Long Short-Term Memory (LSTM) is a special Recurrent Neural Network (RNN) architecture inspired by biological memory. RNN has been successfully adopted in existing studies of various NLP tasks because of its flexibility to handle dynamic input sequences and ability to comprehend relations between inputs within a sequence.
However, the standard RNN unit contains a single \(tanh\) layer and suffers from the problem of vanishing gradient, thus cannot capture long-term dependencies and cannot be trained efficiently.
To solve this problem, LSTM introduces a mechanism of "long-term memory" in addition to the "short-term memory" effect of the standard RNN. The following figure shows the inside look of a LSTM unit.

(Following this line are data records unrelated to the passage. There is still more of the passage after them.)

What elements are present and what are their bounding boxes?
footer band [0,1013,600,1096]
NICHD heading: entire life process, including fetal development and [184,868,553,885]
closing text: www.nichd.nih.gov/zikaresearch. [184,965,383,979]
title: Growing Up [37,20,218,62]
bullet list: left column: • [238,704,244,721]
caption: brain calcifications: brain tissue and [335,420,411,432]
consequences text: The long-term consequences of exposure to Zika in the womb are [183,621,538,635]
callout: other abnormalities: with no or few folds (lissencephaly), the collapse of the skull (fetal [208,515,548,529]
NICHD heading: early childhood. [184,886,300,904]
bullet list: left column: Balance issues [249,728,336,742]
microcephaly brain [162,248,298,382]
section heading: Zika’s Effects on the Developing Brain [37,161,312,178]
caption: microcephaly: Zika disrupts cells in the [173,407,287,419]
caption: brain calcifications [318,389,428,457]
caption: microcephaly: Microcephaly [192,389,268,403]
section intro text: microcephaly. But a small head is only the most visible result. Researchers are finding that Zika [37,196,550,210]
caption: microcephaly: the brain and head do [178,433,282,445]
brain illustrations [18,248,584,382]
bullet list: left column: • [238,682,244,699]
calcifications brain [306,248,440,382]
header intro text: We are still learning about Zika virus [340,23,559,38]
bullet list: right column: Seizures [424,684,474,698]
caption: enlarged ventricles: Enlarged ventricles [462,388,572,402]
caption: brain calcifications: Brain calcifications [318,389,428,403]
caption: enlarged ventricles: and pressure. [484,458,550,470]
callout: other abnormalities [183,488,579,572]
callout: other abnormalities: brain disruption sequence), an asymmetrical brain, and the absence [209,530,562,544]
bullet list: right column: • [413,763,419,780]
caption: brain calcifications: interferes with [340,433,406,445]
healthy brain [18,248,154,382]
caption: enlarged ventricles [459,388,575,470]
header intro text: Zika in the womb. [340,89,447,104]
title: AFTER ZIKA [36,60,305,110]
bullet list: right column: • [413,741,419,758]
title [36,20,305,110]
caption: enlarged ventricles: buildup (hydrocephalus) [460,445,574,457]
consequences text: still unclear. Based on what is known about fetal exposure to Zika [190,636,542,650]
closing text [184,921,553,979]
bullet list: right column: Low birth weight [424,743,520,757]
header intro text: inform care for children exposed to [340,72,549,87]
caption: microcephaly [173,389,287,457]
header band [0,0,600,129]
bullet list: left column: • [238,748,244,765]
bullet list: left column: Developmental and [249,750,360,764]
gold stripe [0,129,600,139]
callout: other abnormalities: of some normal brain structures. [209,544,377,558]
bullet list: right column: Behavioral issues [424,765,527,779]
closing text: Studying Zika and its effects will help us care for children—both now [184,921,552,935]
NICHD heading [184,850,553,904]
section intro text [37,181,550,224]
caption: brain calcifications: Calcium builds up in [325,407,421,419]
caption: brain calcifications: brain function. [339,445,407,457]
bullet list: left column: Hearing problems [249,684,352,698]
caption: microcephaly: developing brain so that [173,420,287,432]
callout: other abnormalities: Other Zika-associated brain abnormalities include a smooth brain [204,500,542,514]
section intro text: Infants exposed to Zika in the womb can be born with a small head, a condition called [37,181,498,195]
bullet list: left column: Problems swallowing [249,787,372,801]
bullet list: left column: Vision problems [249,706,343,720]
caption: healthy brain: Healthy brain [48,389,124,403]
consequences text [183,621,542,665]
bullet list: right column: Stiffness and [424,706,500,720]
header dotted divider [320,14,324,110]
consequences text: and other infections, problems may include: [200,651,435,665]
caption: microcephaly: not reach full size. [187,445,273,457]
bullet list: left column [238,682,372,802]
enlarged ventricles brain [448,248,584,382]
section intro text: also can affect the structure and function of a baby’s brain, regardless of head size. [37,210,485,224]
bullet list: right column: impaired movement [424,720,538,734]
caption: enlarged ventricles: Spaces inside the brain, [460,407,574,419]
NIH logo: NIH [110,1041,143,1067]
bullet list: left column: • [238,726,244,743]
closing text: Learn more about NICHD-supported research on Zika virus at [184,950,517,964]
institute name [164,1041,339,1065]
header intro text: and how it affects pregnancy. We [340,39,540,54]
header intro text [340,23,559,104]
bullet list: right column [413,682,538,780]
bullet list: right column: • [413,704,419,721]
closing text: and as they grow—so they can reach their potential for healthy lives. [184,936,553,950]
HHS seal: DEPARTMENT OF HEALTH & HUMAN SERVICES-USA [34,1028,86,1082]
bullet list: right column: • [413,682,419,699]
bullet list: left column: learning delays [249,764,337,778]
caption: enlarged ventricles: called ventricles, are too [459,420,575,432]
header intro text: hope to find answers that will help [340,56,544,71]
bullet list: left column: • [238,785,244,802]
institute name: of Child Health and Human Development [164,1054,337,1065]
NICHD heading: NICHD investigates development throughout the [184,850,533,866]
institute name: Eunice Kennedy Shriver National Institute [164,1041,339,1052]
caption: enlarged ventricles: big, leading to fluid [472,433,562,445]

The inputs of an LSTM unit at time point \(t\) include the current input \(x_t\), the previous output \(h_{t-1}\), and the previous memory \(C_{t-1}\). First of all, the unit decides what to "forget" from the previous memory via a "forget gate" defined as
$$
f_t = \sigma(W_f\cdot[h_{t-1}, x_t] + b_f)
$$
This gate takes the previous output and the current data as input, and produces values between 0 and 1 via a sigmoid function. Next, the LSTM unit decides what "new knowledge" to memorize with an "input gate":
$$
i_t = \sigma(W_i\cdot[h_{t-1}, x_t] + b_i)
$$
And the new information to be memorized is generated by a tanh layer:
$$
\tilde{C}_t = \tanh(W_C\cdot[h_{t-1}, x_t] + b_C)
$$
Having the above definitions, the LSTM unit updates the long-term memory:
$$
C_t = f_t\ast C_{t-1} + i_t\ast\tilde{C}_t
$$
Finally, the output of the unit is generated by an "output gate":
$$
o_t = \sigma(W_o\cdot[h_{t-1}, x_t] + b_o)
$$
$$
h_t = o_t\ast\tanh(C_t)
$$
LSTM is very useful in NLP tasks because high-level semantics are often reflected in sequences of consecutive words in human languages.